Nachrichten vom Dach der Welt

Reinhold Messner bietet in „‘Gehe ich nicht, gehe ich kaputt.‘ Briefe aus dem Himalaya“ spannende Einblicke in die faszinierende wie auch gefährliche Welt des Höhenbergsteigens und die Geschichte des Alpinismus

Von Bernhard JudexRSS-Newsfeed neuer Artikel von Bernhard Judex

Besprochene Bücher / Literaturhinweise

„Mein Bergsteigen ist mehr kultureller Natur als sportliche Lebensäußerung. […] Bergsteigen als Spaziergang durch die Erdgeschichte sowie Vertiefung in die Natur des Menschen.“ Diese Sätze aus der Einleitung in Reinhold Messners neuester Publikation, einer eindrucksvollen Sammlung von Briefen und Tagebucheintragungen aus 50 Jahren seiner Himalaya- bzw. Karakorum-Expeditionen, aber auch von Briefen anderer berühmter Bergsteiger, die seit dem 19. Jahrhundert die höchsten Gipfel der Welt zu bezwingen suchten, könnte man als Understatement auffassen. Angesichts der gewaltigen, gemessen an den Erfahrungen eines durchschnittlichen Alpinisten unvorstellbaren Anstrengungen, die in den ausgewählten Dokumenten stets deutlich zutage treten, wäre dies durchaus naheliegend. Keine einzige der in dem Buch erwähnten Extremtouren mit ihrer unvergleichbar faszinierenden und zugleich befremdenden Herausforderung an Kondition, Konzentration, technisches Können und nicht zuletzt menschlichen Überlebenswillen kann ernsthaft als „Spaziergang“ gelten. In diesem Sinn wäre selbst ihr Anspruch, eine „sportliche Lebensäußerung“ zu sein, stark untertrieben. Doch lässt man sich als Ersatz für die rauschhaften Höhenerlebnisse dieser regelrecht wahnwitzigen Unternehmungen, um die höchsten Punkte unserer Erde zu erklimmen, auf das Abenteuer des Lesens der vorliegenden Dokumente ein, so kann man erahnen, dass es dem Südtiroler Bergsteiger ebenso wie seinen Vorgängern um durchaus mehr als um das Sammeln von Gipfelsiegen und Rekordleistungen gegangen ist.

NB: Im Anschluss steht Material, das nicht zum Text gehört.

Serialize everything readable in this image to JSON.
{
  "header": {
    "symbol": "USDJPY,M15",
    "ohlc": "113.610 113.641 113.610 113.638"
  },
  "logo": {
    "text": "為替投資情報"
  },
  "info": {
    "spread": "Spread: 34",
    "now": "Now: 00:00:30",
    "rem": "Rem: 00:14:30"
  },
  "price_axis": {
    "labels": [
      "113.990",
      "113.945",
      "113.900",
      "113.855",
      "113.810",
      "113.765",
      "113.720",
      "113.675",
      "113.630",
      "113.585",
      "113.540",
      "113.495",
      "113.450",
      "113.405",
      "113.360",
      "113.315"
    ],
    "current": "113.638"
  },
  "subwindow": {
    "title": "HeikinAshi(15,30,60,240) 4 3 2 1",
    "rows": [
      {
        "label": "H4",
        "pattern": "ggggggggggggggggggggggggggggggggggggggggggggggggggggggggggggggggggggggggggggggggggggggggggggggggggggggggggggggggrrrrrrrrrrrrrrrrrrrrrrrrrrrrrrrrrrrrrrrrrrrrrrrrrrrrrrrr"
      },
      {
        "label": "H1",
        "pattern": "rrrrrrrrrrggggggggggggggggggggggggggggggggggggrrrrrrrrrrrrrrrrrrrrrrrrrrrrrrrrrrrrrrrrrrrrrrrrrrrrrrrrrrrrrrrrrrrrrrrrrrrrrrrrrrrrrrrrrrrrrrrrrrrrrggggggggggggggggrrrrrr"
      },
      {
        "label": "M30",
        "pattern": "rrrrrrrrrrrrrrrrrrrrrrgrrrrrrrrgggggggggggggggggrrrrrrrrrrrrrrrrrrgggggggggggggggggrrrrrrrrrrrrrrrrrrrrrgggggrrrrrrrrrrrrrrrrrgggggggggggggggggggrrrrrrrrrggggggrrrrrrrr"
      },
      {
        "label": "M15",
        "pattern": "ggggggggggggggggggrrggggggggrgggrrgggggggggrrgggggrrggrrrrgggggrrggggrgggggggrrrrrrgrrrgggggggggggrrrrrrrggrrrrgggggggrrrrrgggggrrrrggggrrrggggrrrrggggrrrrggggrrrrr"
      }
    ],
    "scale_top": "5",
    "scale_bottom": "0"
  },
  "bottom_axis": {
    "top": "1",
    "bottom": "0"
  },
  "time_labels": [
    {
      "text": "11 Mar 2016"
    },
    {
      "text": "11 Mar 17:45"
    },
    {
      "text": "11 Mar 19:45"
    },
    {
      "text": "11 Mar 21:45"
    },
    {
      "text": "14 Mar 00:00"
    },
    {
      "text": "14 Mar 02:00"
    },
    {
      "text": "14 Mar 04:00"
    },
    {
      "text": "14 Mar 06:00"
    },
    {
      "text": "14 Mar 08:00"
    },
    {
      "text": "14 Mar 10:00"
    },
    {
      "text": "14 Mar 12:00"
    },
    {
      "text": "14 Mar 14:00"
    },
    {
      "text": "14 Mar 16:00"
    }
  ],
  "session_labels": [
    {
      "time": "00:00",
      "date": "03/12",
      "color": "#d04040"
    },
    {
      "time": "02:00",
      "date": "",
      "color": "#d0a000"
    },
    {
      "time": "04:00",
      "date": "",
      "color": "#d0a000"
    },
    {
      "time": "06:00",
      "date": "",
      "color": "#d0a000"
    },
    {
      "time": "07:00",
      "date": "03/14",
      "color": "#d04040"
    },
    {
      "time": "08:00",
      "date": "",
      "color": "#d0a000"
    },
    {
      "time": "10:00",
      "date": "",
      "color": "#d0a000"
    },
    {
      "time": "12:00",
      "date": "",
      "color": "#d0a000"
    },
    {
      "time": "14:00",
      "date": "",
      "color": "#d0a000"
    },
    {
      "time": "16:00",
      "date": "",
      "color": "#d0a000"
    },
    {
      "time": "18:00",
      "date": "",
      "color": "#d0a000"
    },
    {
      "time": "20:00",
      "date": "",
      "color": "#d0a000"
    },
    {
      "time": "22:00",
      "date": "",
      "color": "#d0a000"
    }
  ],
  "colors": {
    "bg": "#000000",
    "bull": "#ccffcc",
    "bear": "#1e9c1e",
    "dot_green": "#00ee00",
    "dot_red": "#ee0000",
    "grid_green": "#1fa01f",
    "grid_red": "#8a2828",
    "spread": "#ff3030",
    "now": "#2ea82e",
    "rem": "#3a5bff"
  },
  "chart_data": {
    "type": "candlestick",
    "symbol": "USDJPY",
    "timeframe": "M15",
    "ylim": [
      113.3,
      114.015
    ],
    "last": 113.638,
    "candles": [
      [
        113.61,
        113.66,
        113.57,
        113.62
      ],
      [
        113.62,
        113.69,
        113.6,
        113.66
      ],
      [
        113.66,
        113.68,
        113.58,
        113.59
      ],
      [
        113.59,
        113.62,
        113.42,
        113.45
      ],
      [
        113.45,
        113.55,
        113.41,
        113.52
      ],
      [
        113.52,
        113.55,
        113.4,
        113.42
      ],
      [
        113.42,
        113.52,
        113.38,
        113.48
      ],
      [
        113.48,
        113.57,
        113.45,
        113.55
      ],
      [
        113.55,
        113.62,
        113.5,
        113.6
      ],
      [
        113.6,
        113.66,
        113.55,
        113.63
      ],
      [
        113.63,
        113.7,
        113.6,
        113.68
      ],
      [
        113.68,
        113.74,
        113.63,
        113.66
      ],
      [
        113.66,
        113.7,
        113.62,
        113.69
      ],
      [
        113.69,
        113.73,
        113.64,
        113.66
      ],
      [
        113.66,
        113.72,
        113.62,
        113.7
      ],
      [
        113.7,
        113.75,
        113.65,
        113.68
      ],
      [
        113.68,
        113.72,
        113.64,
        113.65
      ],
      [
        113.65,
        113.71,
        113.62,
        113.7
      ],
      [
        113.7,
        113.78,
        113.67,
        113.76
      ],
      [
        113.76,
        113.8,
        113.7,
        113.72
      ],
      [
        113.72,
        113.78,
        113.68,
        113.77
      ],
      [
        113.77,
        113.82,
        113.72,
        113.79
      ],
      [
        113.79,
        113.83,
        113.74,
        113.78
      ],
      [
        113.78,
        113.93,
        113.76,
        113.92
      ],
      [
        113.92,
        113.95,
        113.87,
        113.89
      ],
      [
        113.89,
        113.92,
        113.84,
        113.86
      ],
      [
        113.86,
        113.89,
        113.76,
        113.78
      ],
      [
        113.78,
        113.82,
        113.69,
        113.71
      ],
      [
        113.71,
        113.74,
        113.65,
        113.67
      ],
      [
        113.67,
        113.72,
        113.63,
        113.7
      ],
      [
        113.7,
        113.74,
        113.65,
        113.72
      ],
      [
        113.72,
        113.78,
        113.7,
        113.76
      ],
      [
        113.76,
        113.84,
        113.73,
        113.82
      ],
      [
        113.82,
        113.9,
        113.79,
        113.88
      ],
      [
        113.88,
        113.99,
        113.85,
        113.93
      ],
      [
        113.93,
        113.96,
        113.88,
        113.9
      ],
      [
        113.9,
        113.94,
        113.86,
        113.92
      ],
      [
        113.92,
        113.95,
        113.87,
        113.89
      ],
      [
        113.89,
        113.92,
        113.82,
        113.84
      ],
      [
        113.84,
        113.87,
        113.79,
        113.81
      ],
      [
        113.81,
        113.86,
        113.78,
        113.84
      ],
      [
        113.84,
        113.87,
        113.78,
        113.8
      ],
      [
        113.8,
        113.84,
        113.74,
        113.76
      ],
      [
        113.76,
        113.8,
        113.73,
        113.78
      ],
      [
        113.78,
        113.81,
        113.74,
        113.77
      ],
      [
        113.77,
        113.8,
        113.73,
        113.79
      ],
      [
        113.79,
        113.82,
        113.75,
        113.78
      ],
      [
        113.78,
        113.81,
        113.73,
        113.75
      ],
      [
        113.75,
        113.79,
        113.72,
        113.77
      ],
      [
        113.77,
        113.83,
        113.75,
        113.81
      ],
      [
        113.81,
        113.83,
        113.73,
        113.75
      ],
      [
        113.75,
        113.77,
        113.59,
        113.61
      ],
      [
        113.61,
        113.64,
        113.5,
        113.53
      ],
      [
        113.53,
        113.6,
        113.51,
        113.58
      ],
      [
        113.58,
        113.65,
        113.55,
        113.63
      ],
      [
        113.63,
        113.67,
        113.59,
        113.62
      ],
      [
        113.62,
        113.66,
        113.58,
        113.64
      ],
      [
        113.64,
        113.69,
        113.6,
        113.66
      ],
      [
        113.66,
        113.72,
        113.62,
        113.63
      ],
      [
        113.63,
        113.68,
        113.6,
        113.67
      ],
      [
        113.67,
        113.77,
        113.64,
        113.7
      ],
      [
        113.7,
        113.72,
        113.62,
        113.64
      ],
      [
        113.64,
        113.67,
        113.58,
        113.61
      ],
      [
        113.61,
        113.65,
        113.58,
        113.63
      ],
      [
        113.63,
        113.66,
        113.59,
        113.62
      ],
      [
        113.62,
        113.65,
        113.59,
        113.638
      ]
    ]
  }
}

Reinhold Messner hat als Erster alle 14 Achttausender bestiegen, zum Teil im Alleingang. Im Unterschied zu den namhaften Pionieren aus der Frühzeit des Alpinismus bis hin zu den 1950er-Jahren – wie Albert Mummery, Willy Merkl, Willo Welzenbach, Karl Wien, Maurice Herzog oder Hermann Buhl, von denen er zahlreiche Briefe und Notizen ihrer Expeditionen wiedergibt – gelang Messner dabei nicht nur der Verzicht auf Sauerstoff aus Flaschen, sondern durch die Innovation des sogenannten „Alpinstils“ eine völlig neuartige Technik für das Höhenbergsteigen. Anstelle der aufwändigen sowie kostspieligen Unternehmungen früherer Himalaya-Begehungen mit einem Dutzend Teilnehmer, begleitet von Forschern und einer Heerschar an Trägern und Helfern, reduzierten Messner und seine Teams die Ausstattung auf das Allernotwendigste. Freilich musste man sich an diese Vorgehensweise, die ein rasches Aufsteigen erlaubte, erst langsam herantasten. Deutlich wird dies etwa in einem Brief vom August 1975, der die Besteigung des Gasherbrum I mit Peter Habeler schildert:

Nach ausreichender Höhenanpassung wollen wir über zwei – drei Biwaks zum Gipfel und mit zwei Biwakierungen zurück ins Basislager. Ohne den Weg vorzubereiten, ohne Hochlager, ohne Trägerunterstützung. Natürlich ohne Sauerstofflaschen, die viel zu schwer wären, um schnell genug steigen zu können. Diese Logistik ist getragen vom Verzicht: Verzicht auf alles Überflüssige. […] Das Experiment, das wir wagen, ist nicht riskanter als eine schwerfällige Expedition mit zehn oder mehr Teilnehmern. Im Gegenteil sind die Gefahren geringer, denn nur wir beide werden ausgesetzt sein, ausgeliefert der dünnen Luft und den Gefahren oberhalb des Basislagers.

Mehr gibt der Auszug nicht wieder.